His cash-and employee-strapped department cannot afford to print enough of the $6 signs to post them every 50 feet for 52 miles if they were to post water advisories following every rainfall of 0.2 inches or more. If it were to do so, it would need to produce an estimated 5,490 signs at a cost of nearly $33,000 – surpassing the department’s winter budget.
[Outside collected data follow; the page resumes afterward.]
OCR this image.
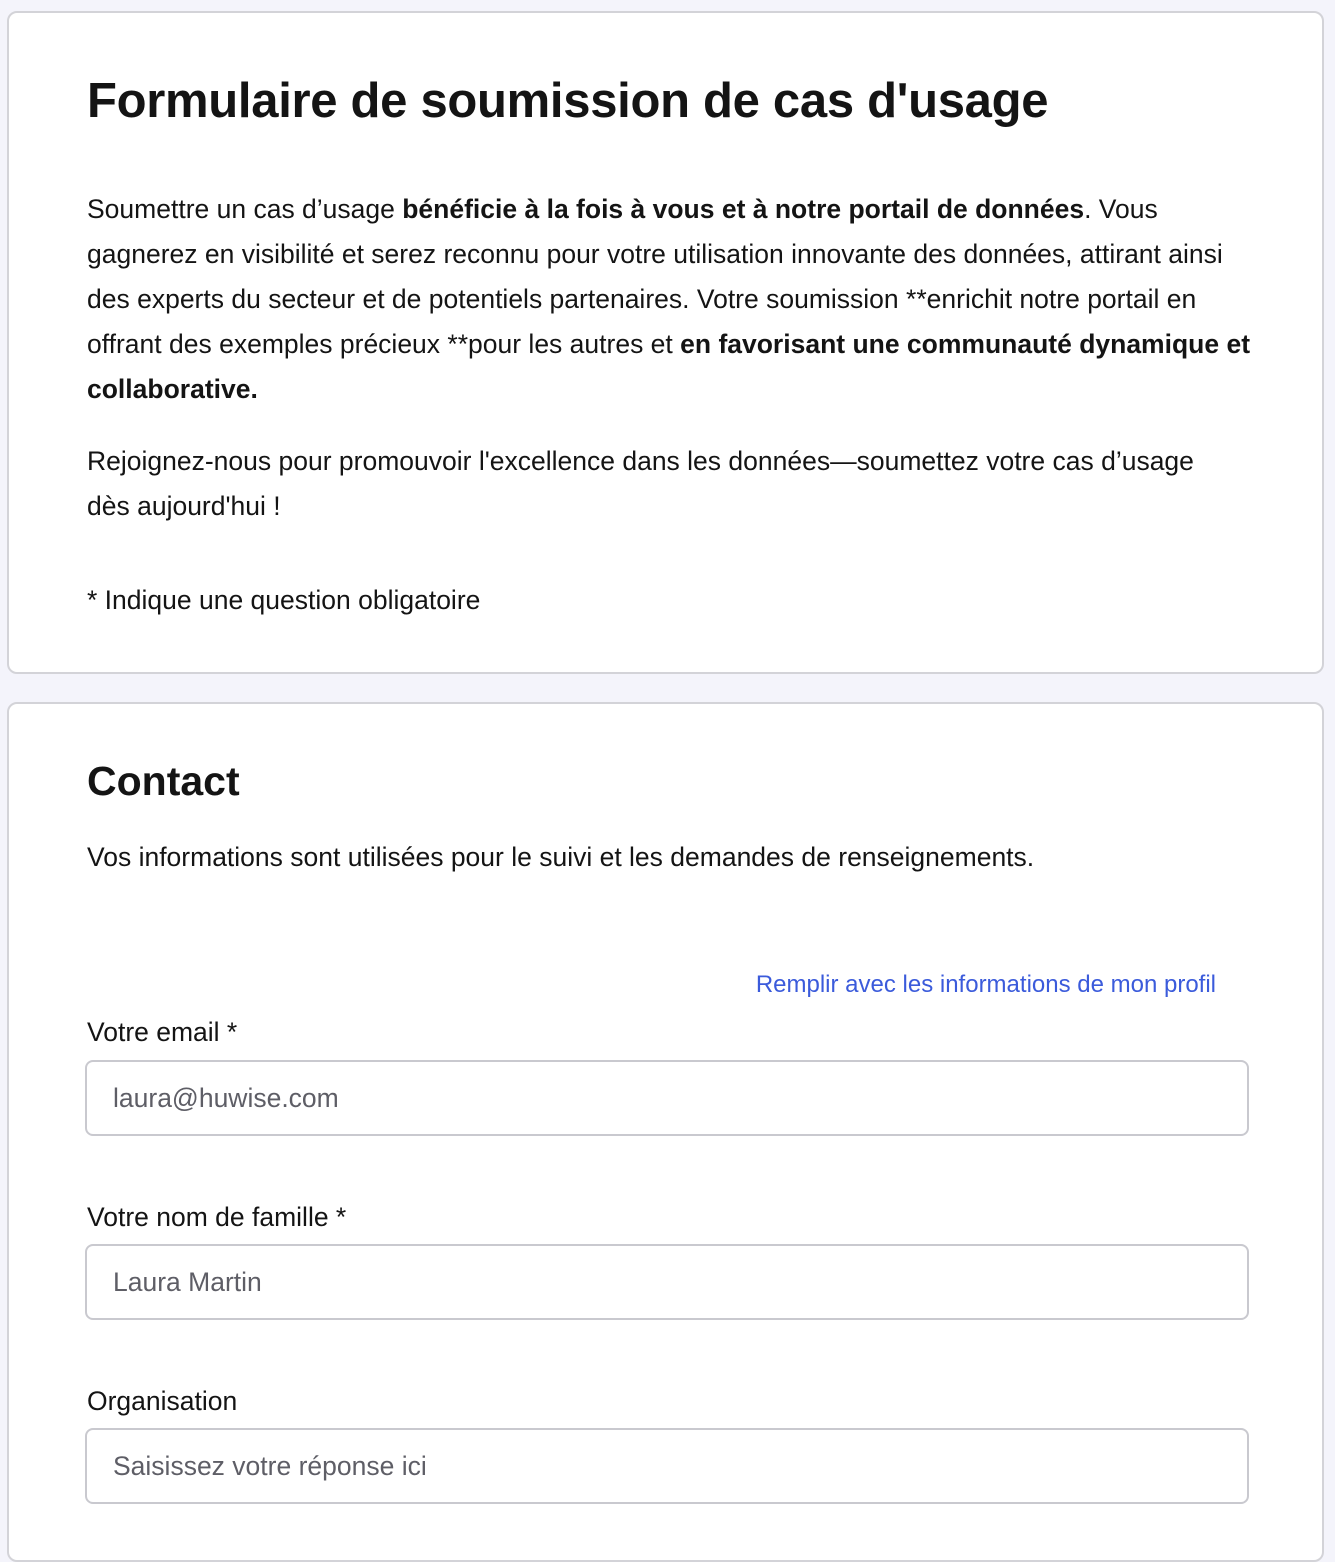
Formulaire de soumission de cas d'usage

Soumettre un cas d’usage bénéficie à la fois à vous et à notre portail de données. Vous gagnerez en visibilité et serez reconnu pour votre utilisation innovante des données, attirant ainsi des experts du secteur et de potentiels partenaires. Votre soumission **enrichit notre portail en offrant des exemples précieux **pour les autres et en favorisant une communauté dynamique et collaborative.

Rejoignez-nous pour promouvoir l'excellence dans les données—soumettez votre cas d’usage dès aujourd'hui !

* Indique une question obligatoire

Contact

Vos informations sont utilisées pour le suivi et les demandes de renseignements.

Remplir avec les informations de mon profil
Votre email *
laura@huwise.com
Votre nom de famille *
Laura Martin
Organisation
Saisissez votre réponse ici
It would then need the cooperation of local lifeguards to disseminate the notices.
For now, beachgoers might be content braving the contamination, or checking the county’s Web site for warnings.
Adam Crocker, a 21-year-old University of California, San Diego student said notices might deter him from tackling post-rainfall San Diego swells, but it is not likely.
“I’ve gone out after some pretty big storms and I haven’t gotten sick from it,” Crocker said with a stereotypical surfer nonchalance shortly before entering the ocean.
A 2000 report by San Diego County’s Environmental Health Department showed that half of all reported illnesses occurred when swimmers entered the ocean during a rainfall advisory. Twenty-three percent of illnesses occurred because of sewage spills and 21 percent occurred during beach closures, according to the report.
The most instances of illness took place at Imperial Beach and Oceanside City Beach.
On Tuesday, the city of San Diego reported that sewage spills are down 84 percent since 2000, and are currently at an all time low.